"On a donc tout fait nous même : produire ; réaliser, arranger, composer, écrire, manager. C’est schizophrénique mais c’est super intéressant."

Publié le par chauve-stephane

Comment Astonvilla crée-t-il ses chansons ?

Greg : Une grande partie des textes était déjà écrite contrairement à d’habitude.

Fred : C’était donc une manière différente d’aborder la composition. Et c’est sûrement la méthode qui me convient le plus. Il y a un message à transmettre et chaque mot doit rencontrer la bonne note. Je crois qu’on l’a plutôt bien réussi dans cet album.

Et ce virage musical s’est imposé à vous naturellement ?

Greg : Il commence sur certains titres de l’album « De jour comme de nuit ». On ressent l’envie du groupe d’avancer sur quelque chose de plus électro.

Fred : C’est comme une dissertation. Tu la termines par une question ouverte et dans l’album précédent on tend vers ça. C’est donc pour nous une suite logique.

Greg : Le fil conducteur reste la voix de Fred. Mais effectivement quand on écoute « De jour comme de nuit » puis « Joy machine », on tend vers quelque chose de plus pop et moins rock. On essaie de garder un maximum d’énergie mais avec quelque chose de plus léger.

Fred : Comme je te l’ai dit, Greg voulait mettre ma voix plus en avant et faire ressortir mon côté crooner. Je lui ai donc demandé qu’il s’occupe de la réalisation des voix et qu’il dirige cet enregistrement. C’était donc très fluide car on a l’habitude de travailler ensemble. En plus, on s’est complètement pris en main sans aucun réalisateur extérieur. On a donc tout fait nous même : produire ; réaliser, arranger, composer, écrire, manager.

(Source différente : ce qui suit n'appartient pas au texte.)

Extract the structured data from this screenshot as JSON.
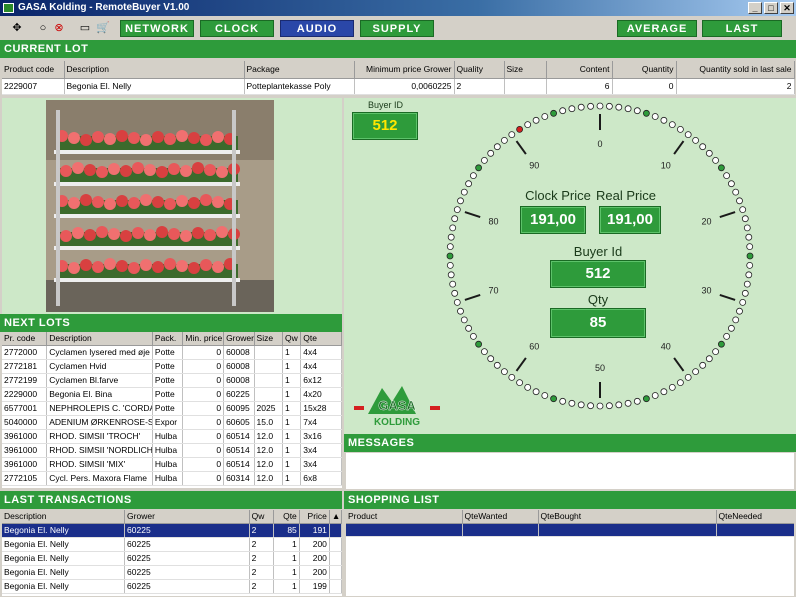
{
  "window": {
    "title": "GASA Kolding - RemoteBuyer V1.00",
    "btn_min": "_",
    "btn_max": "□",
    "btn_close": "✕"
  },
  "toolbar": {
    "network": "NETWORK",
    "clock": "CLOCK",
    "audio": "AUDIO",
    "supply": "SUPPLY",
    "average": "AVERAGE",
    "last": "LAST",
    "icons": {
      "a": "✥",
      "b": "○",
      "c": "⊗",
      "d": "▭",
      "e": "🛒"
    }
  },
  "current_lot": {
    "title": "CURRENT LOT",
    "headers": [
      "Product code",
      "Description",
      "Package",
      "Minimum price Grower",
      "Quality",
      "Size",
      "Content",
      "Quantity",
      "Quantity sold in last sale"
    ],
    "row": [
      "2229007",
      "Begonia El. Nelly",
      "Potteplantekasse Poly",
      "0,0060225",
      "2",
      "",
      "6",
      "0",
      "2"
    ]
  },
  "next_lots": {
    "title": "NEXT LOTS",
    "headers": [
      "Pr. code",
      "Description",
      "Pack.",
      "Min. price",
      "Grower",
      "Size",
      "Qw",
      "Qte"
    ],
    "rows": [
      [
        "2772000",
        "Cyclamen lysered med øje",
        "Potte",
        "0",
        "60008",
        "",
        "1",
        "4x4"
      ],
      [
        "2772181",
        "Cyclamen Hvid",
        "Potte",
        "0",
        "60008",
        "",
        "1",
        "4x4"
      ],
      [
        "2772199",
        "Cyclamen Bl.farve",
        "Potte",
        "0",
        "60008",
        "",
        "1",
        "6x12"
      ],
      [
        "2229000",
        "Begonia El. Bina",
        "Potte",
        "0",
        "60225",
        "",
        "1",
        "4x20"
      ],
      [
        "6577001",
        "NEPHROLEPIS C. 'CORDA",
        "Potte",
        "0",
        "60095",
        "2025",
        "1",
        "15x28"
      ],
      [
        "5040000",
        "ADENIUM ØRKENROSE-S",
        "Expor",
        "0",
        "60605",
        "15.0",
        "1",
        "7x4"
      ],
      [
        "3961000",
        "RHOD. SIMSII 'TROCH'",
        "Hulba",
        "0",
        "60514",
        "12.0",
        "1",
        "3x16"
      ],
      [
        "3961000",
        "RHOD. SIMSII 'NORDLICH",
        "Hulba",
        "0",
        "60514",
        "12.0",
        "1",
        "3x4"
      ],
      [
        "3961000",
        "RHOD. SIMSII 'MIX'",
        "Hulba",
        "0",
        "60514",
        "12.0",
        "1",
        "3x4"
      ],
      [
        "2772105",
        "Cycl. Pers. Maxora Flame",
        "Hulba",
        "0",
        "60314",
        "12.0",
        "1",
        "6x8"
      ]
    ]
  },
  "last_transactions": {
    "title": "LAST TRANSACTIONS",
    "headers": [
      "Description",
      "Grower",
      "Qw",
      "Qte",
      "Price"
    ],
    "rows": [
      [
        "Begonia El. Nelly",
        "60225",
        "2",
        "85",
        "191"
      ],
      [
        "Begonia El. Nelly",
        "60225",
        "2",
        "1",
        "200"
      ],
      [
        "Begonia El. Nelly",
        "60225",
        "2",
        "1",
        "200"
      ],
      [
        "Begonia El. Nelly",
        "60225",
        "2",
        "1",
        "200"
      ],
      [
        "Begonia El. Nelly",
        "60225",
        "2",
        "1",
        "199"
      ]
    ]
  },
  "clock": {
    "buyer_id_label": "Buyer ID",
    "buyer_id_value": "512",
    "clock_price_label": "Clock Price",
    "clock_price_value": "191,00",
    "real_price_label": "Real Price",
    "real_price_value": "191,00",
    "buyer_id2_label": "Buyer Id",
    "buyer_id2_value": "512",
    "qty_label": "Qty",
    "qty_value": "85",
    "dial_numbers": [
      "0",
      "10",
      "20",
      "30",
      "40",
      "50",
      "60",
      "70",
      "80",
      "90"
    ],
    "colors": {
      "dot_green": "#2e9b3b",
      "dot_red": "#d42020",
      "tick": "#1a1a1a"
    }
  },
  "logo": {
    "text": "GASA",
    "subtext": "KOLDING"
  },
  "messages": {
    "title": "MESSAGES"
  },
  "shopping_list": {
    "title": "SHOPPING LIST",
    "headers": [
      "Product",
      "QteWanted",
      "QteBought",
      "QteNeeded"
    ]
  }
}
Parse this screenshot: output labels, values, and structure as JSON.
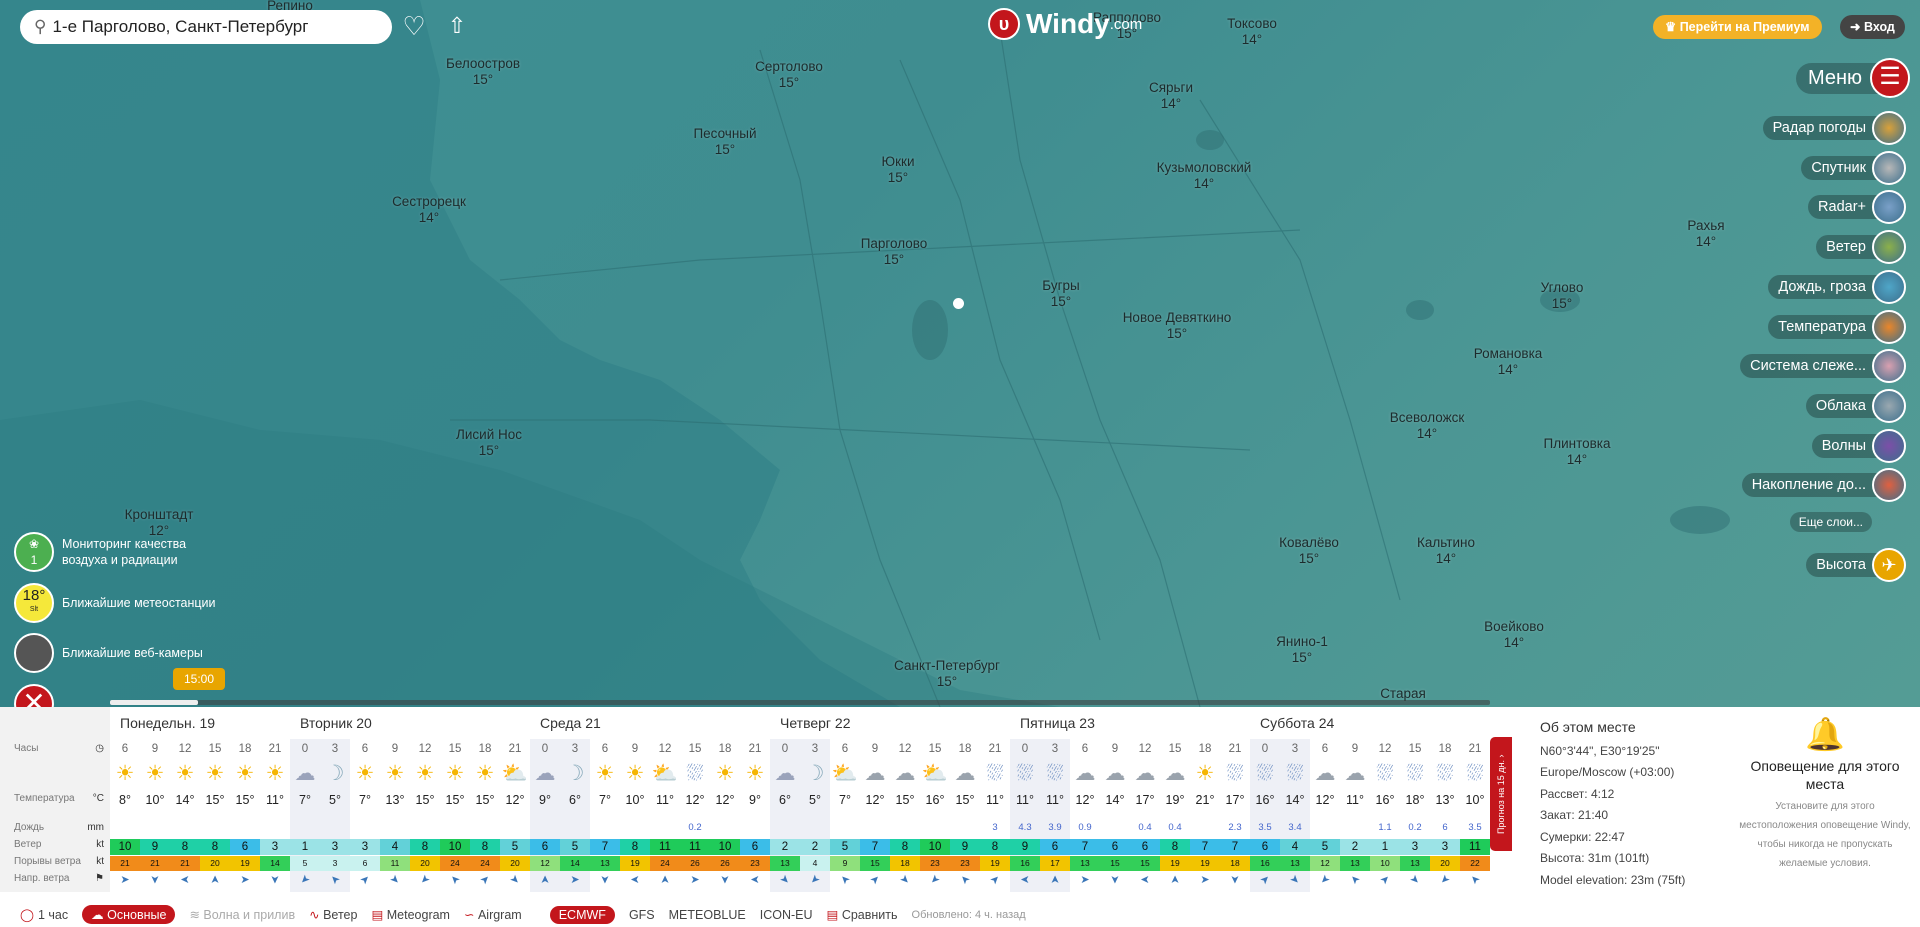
{
  "search": {
    "value": "1-е Парголово, Санкт-Петербург"
  },
  "logo": {
    "text": "Windy",
    "suffix": ".com"
  },
  "header": {
    "premium": "Перейти на Премиум",
    "login": "Вход",
    "menu": "Меню"
  },
  "layers": [
    "Радар погоды",
    "Спутник",
    "Radar+",
    "Ветер",
    "Дождь, гроза",
    "Температура",
    "Система слеже...",
    "Облака",
    "Волны",
    "Накопление до..."
  ],
  "more_layers": "Еще слои...",
  "altitude": "Высота",
  "left_panel": {
    "air_quality_count": "1",
    "air_quality": "Мониторинг качества воздуха и радиации",
    "stations_temp": "18°",
    "stations_sub": "Slt",
    "stations": "Ближайшие метеостанции",
    "webcams": "Ближайшие веб-камеры"
  },
  "time_bubble": "15:00",
  "places": [
    {
      "n": "Репино",
      "t": ""
    },
    {
      "n": "Белоостров",
      "t": "15°"
    },
    {
      "n": "Сертолово",
      "t": "15°"
    },
    {
      "n": "Рапполово",
      "t": "15°"
    },
    {
      "n": "Токсово",
      "t": "14°"
    },
    {
      "n": "Сярьги",
      "t": "14°"
    },
    {
      "n": "Песочный",
      "t": "15°"
    },
    {
      "n": "Юкки",
      "t": "15°"
    },
    {
      "n": "Кузьмоловский",
      "t": "14°"
    },
    {
      "n": "Сестрорецк",
      "t": "14°"
    },
    {
      "n": "Парголово",
      "t": "15°"
    },
    {
      "n": "Рахья",
      "t": "14°"
    },
    {
      "n": "Бугры",
      "t": "15°"
    },
    {
      "n": "Новое Девяткино",
      "t": "15°"
    },
    {
      "n": "Углово",
      "t": "15°"
    },
    {
      "n": "Романовка",
      "t": "14°"
    },
    {
      "n": "Всеволожск",
      "t": "14°"
    },
    {
      "n": "Лисий Нос",
      "t": "15°"
    },
    {
      "n": "Плинтовка",
      "t": "14°"
    },
    {
      "n": "Кронштадт",
      "t": "12°"
    },
    {
      "n": "Ковалёво",
      "t": "15°"
    },
    {
      "n": "Кальтино",
      "t": "14°"
    },
    {
      "n": "Янино-1",
      "t": "15°"
    },
    {
      "n": "Воейково",
      "t": "14°"
    },
    {
      "n": "Санкт-Петербург",
      "t": "15°"
    },
    {
      "n": "Старая",
      "t": ""
    }
  ],
  "row_labels": {
    "hours": "Часы",
    "temp": "Температура",
    "temp_unit": "°C",
    "rain": "Дождь",
    "rain_unit": "mm",
    "wind": "Ветер",
    "wind_unit": "kt",
    "gust": "Порывы ветра",
    "gust_unit": "kt",
    "dir": "Напр. ветра"
  },
  "days": [
    {
      "name": "Понедельн. 19",
      "hours": [
        "6",
        "9",
        "12",
        "15",
        "18",
        "21"
      ],
      "icons": [
        "sun",
        "sun",
        "sun",
        "sun",
        "sun",
        "sun"
      ],
      "temps": [
        "8°",
        "10°",
        "14°",
        "15°",
        "15°",
        "11°"
      ],
      "rain": [
        "",
        "",
        "",
        "",
        "",
        ""
      ],
      "wind": [
        "10",
        "9",
        "8",
        "8",
        "6",
        "3"
      ],
      "gust": [
        "21",
        "21",
        "21",
        "20",
        "19",
        "14"
      ]
    },
    {
      "name": "Вторник 20",
      "hours": [
        "0",
        "3",
        "6",
        "9",
        "12",
        "15",
        "18",
        "21"
      ],
      "icons": [
        "night-cloud",
        "moon",
        "sun",
        "sun",
        "sun",
        "sun",
        "sun",
        "sun-cloud"
      ],
      "temps": [
        "7°",
        "5°",
        "7°",
        "13°",
        "15°",
        "15°",
        "15°",
        "12°"
      ],
      "rain": [
        "",
        "",
        "",
        "",
        "",
        "",
        "",
        ""
      ],
      "wind": [
        "1",
        "3",
        "3",
        "4",
        "8",
        "10",
        "8",
        "5"
      ],
      "gust": [
        "5",
        "3",
        "6",
        "11",
        "20",
        "24",
        "24",
        "20"
      ]
    },
    {
      "name": "Среда 21",
      "hours": [
        "0",
        "3",
        "6",
        "9",
        "12",
        "15",
        "18",
        "21"
      ],
      "icons": [
        "night-cloud",
        "moon",
        "sun",
        "sun",
        "sun-cloud",
        "rain",
        "sun",
        "sun"
      ],
      "temps": [
        "9°",
        "6°",
        "7°",
        "10°",
        "11°",
        "12°",
        "12°",
        "9°"
      ],
      "rain": [
        "",
        "",
        "",
        "",
        "",
        "0.2",
        "",
        ""
      ],
      "wind": [
        "6",
        "5",
        "7",
        "8",
        "11",
        "11",
        "10",
        "6"
      ],
      "gust": [
        "12",
        "14",
        "13",
        "19",
        "24",
        "26",
        "26",
        "23"
      ]
    },
    {
      "name": "Четверг 22",
      "hours": [
        "0",
        "3",
        "6",
        "9",
        "12",
        "15",
        "18",
        "21"
      ],
      "icons": [
        "night-cloud",
        "moon",
        "sun-cloud",
        "cloud",
        "cloud",
        "sun-cloud",
        "cloud",
        "rain"
      ],
      "temps": [
        "6°",
        "5°",
        "7°",
        "12°",
        "15°",
        "16°",
        "15°",
        "11°"
      ],
      "rain": [
        "",
        "",
        "",
        "",
        "",
        "",
        "",
        "3"
      ],
      "wind": [
        "2",
        "2",
        "5",
        "7",
        "8",
        "10",
        "9",
        "8"
      ],
      "gust": [
        "13",
        "4",
        "9",
        "15",
        "18",
        "23",
        "23",
        "19"
      ]
    },
    {
      "name": "Пятница 23",
      "hours": [
        "0",
        "3",
        "6",
        "9",
        "12",
        "15",
        "18",
        "21"
      ],
      "icons": [
        "rain",
        "rain",
        "cloud",
        "cloud",
        "cloud",
        "cloud",
        "sun",
        "rain"
      ],
      "temps": [
        "11°",
        "11°",
        "12°",
        "14°",
        "17°",
        "19°",
        "21°",
        "17°"
      ],
      "rain": [
        "4.3",
        "3.9",
        "0.9",
        "",
        "0.4",
        "0.4",
        "",
        "2.3"
      ],
      "wind": [
        "9",
        "6",
        "7",
        "6",
        "6",
        "8",
        "7",
        "7"
      ],
      "gust": [
        "16",
        "17",
        "13",
        "15",
        "15",
        "19",
        "19",
        "18"
      ]
    },
    {
      "name": "Суббота 24",
      "hours": [
        "0",
        "3",
        "6",
        "9",
        "12",
        "15",
        "18",
        "21"
      ],
      "icons": [
        "rain",
        "rain",
        "cloud",
        "cloud",
        "rain",
        "rain",
        "rain",
        "rain"
      ],
      "temps": [
        "16°",
        "14°",
        "12°",
        "11°",
        "16°",
        "18°",
        "13°",
        "10°"
      ],
      "rain": [
        "3.5",
        "3.4",
        "",
        "",
        "1.1",
        "0.2",
        "6",
        "3.5"
      ],
      "wind": [
        "6",
        "4",
        "5",
        "2",
        "1",
        "3",
        "3",
        "11"
      ],
      "gust": [
        "16",
        "13",
        "12",
        "13",
        "10",
        "13",
        "20",
        "22"
      ]
    }
  ],
  "forecast_tab": "Прогноз на 15 дн. ›",
  "about": {
    "title": "Об этом месте",
    "coords": "N60°3'44\", E30°19'25\"",
    "tz": "Europe/Moscow (+03:00)",
    "sunrise": "Рассвет: 4:12",
    "sunset": "Закат: 21:40",
    "dusk": "Сумерки: 22:47",
    "alt": "Высота: 31m (101ft)",
    "model": "Model elevation: 23m (75ft)"
  },
  "alert": {
    "title": "Оповещение для этого места",
    "desc": "Установите для этого местоположения оповещение Windy, чтобы никогда не пропускать желаемые условия."
  },
  "bottom": {
    "step": "1 час",
    "basic": "Основные",
    "waves": "Волна и прилив",
    "wind": "Ветер",
    "meteogram": "Meteogram",
    "airgram": "Airgram",
    "ecmwf": "ECMWF",
    "gfs": "GFS",
    "meteoblue": "METEOBLUE",
    "iconeu": "ICON-EU",
    "compare": "Сравнить",
    "updated": "Обновлено: 4 ч. назад"
  },
  "colors": {
    "accent": "#c3161c",
    "premium": "#f3b227",
    "map": "#3f8d90"
  }
}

C’est schizophrénique mais c’est super intéressant.

Et vous avez créé votre propre label, Twicky records.

Fred : C’est ça, on a fait le chemin à l’envers.

Pourquoi ce choix ?

Fred : On voulait faire quelque chose de différent. Artistiquement on a toujours eu les mains libres. Aucun directeur artistique n’est venu interférer dans notre processus de création. Heureusement. Maintenant la liberté c’est bien mais il faut savoir ce qu’on en fait. C’était intéressant d’être libres pour avancer à notre rythme et de ne pas dépendre de chef de projet ou d’équipes artistiques. On était en permanence ensemble sans jamais se poser la question : « on compose ou là on fait une réunion ? ». On ne segmentait jamais notre travail. Mais attention, il ne faut pas cracher dans la soupe. Il y a des gens bien dans les maisons de disques. Il y en a de moins en moins c’est vrai mais il en existe encore et il y en aura toujours.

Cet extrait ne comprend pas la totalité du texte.